In this exercise, we focus on how to amortize seek and rotational costs during the second pass of a two-pass sort. Assume that when the second pass begins, there are N sorted runs on the disk, each of a size that fits within main memory. Our task here is to read in a chunk from each sorted run and merge the results into a final sorted output. Note that a read from one run will incur a seek and rotation, as it is very likely that the last read was from a different run.

a. [20] <D.4, D.6> Assume that you have a disk that can transfer at 100 MB/sec, with an average seek cost of 7 ms, and a rotational rate of 10,000 RPM.

Assume further that every time you read from a run, you read 1 MB of data and that there are 100 runs each of size 1 GB. Also assume that writes (to the final sorted output) take place in large 1 GB chunks. How long will the merge phase take, assuming I/O is the dominant (i.e., only) cost?

b. [20] <D.4, D.6> Now assume that you change the read size from 1 MB to 10 MB. How is the total time to perform the second pass of the sort affected?

c. [20] <D.4, D.6> In both cases, assume that what we wish to maximize is disk efficiency. We compute disk efficiency as the ratio of the time spent transfer-ring data over the total time spent accessing the disk. What is the disk effi-ciency in each of the scenarios mentioned above?

D.31 [40] <D.2, D.4, D.6> In this exercise, you will write your own external sort. To generate the data set, we provide a tool generate that works as follows:

generate <filename> <size (in MB)>

By running generate, you create a file named filename of size size MB. The file consists of 100 byte keys, with 10-byte records (the part that must be sorted).

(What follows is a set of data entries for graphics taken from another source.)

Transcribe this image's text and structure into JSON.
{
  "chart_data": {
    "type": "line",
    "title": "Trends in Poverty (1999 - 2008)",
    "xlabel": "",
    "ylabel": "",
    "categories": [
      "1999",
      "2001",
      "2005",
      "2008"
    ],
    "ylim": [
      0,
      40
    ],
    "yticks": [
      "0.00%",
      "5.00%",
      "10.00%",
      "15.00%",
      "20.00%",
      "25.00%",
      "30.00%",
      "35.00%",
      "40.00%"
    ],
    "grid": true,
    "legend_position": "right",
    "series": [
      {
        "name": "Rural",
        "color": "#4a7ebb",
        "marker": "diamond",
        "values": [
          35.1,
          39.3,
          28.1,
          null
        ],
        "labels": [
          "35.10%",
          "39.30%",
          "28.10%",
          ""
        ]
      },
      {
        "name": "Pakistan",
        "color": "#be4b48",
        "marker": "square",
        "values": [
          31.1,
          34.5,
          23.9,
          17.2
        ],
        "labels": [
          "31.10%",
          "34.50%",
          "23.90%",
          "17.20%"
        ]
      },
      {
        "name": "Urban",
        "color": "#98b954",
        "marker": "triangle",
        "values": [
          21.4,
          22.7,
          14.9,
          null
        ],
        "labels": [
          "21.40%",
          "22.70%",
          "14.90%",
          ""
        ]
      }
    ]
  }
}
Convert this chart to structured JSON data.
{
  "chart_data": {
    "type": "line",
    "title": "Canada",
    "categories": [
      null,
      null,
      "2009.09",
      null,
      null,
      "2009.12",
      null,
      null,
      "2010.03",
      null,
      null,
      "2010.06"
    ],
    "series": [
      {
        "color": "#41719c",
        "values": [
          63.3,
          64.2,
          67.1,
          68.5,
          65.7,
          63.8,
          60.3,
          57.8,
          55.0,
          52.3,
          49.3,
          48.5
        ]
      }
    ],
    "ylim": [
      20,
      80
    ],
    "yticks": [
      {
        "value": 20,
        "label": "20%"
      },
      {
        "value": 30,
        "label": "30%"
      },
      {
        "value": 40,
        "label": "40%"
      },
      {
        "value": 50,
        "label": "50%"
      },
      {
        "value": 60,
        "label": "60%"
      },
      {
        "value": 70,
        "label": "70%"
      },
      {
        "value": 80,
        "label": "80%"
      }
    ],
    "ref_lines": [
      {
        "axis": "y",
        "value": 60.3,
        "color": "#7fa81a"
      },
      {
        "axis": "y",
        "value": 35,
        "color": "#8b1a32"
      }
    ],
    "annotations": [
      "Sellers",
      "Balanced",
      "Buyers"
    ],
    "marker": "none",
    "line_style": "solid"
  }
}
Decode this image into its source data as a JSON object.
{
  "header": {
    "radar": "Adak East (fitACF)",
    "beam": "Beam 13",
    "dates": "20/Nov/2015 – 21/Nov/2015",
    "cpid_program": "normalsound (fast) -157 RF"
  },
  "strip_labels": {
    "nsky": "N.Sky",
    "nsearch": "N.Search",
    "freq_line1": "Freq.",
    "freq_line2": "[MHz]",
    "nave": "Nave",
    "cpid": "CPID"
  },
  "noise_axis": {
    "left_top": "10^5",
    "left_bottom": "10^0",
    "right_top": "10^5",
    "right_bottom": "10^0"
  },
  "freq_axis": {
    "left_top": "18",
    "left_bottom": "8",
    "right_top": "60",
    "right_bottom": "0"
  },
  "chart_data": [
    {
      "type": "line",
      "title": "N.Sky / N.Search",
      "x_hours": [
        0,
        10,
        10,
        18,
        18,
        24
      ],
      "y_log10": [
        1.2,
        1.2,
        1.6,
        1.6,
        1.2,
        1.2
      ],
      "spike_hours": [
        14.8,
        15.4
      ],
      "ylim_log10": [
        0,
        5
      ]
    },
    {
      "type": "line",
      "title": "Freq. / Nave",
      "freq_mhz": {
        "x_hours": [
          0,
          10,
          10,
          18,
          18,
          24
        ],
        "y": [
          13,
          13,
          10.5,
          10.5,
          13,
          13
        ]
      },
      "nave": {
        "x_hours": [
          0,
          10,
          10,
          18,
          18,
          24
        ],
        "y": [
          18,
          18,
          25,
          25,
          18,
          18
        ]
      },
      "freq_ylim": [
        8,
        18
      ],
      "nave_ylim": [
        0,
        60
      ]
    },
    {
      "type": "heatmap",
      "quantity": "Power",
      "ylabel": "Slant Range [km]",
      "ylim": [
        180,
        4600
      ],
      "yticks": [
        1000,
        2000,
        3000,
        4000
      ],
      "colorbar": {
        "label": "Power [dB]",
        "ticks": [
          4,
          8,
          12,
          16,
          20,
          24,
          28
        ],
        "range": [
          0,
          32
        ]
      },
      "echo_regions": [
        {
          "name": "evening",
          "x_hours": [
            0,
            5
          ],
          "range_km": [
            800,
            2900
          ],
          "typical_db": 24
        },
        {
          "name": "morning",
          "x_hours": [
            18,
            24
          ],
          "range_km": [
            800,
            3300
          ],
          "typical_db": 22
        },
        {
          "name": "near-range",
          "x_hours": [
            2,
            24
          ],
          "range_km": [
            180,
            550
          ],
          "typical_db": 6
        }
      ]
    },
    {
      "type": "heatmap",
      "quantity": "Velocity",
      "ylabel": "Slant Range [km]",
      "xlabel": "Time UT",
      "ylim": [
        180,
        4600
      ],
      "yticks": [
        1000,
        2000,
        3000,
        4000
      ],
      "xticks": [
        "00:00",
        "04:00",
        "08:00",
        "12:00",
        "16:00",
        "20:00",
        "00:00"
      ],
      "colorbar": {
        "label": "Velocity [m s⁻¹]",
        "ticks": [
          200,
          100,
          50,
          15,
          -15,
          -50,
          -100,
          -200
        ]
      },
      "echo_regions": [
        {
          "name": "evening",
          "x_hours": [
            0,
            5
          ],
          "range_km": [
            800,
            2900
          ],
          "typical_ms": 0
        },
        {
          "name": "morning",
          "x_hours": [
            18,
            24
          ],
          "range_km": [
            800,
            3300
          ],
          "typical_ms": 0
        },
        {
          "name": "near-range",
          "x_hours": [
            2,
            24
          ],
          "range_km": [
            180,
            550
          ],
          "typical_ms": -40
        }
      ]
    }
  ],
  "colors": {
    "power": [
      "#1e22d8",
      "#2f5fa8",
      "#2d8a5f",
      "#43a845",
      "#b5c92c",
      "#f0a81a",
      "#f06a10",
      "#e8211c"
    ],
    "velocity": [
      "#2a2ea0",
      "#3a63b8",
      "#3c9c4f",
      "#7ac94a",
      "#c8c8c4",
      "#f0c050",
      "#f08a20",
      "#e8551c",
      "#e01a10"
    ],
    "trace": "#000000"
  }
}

We also provide a tool called check that checks whether a given input file is sorted or not. It is run as follows:

check <filename>

The basic one-pass sort does the following: reads in the data, sorts the data, and then writes the data out. However, numerous optimizations are available to you:

overlapping reading and sorting, separating keys from the rest of the record for better cache behavior and hence faster sorting, overlapping sorting and writing, and so forth.

One important rule is that data must always start on disk (and not in the file system cache). The easiest way to ensure this is to unmount and remount the file system.

One goal: Beat the Datamation sort record. Currently, the record for sorting 1 million 100-byte records is 0.44 seconds, which was obtained on a cluster of 32 machines. If you are careful, you might be able to beat this on a single PC config-ured with a few disks.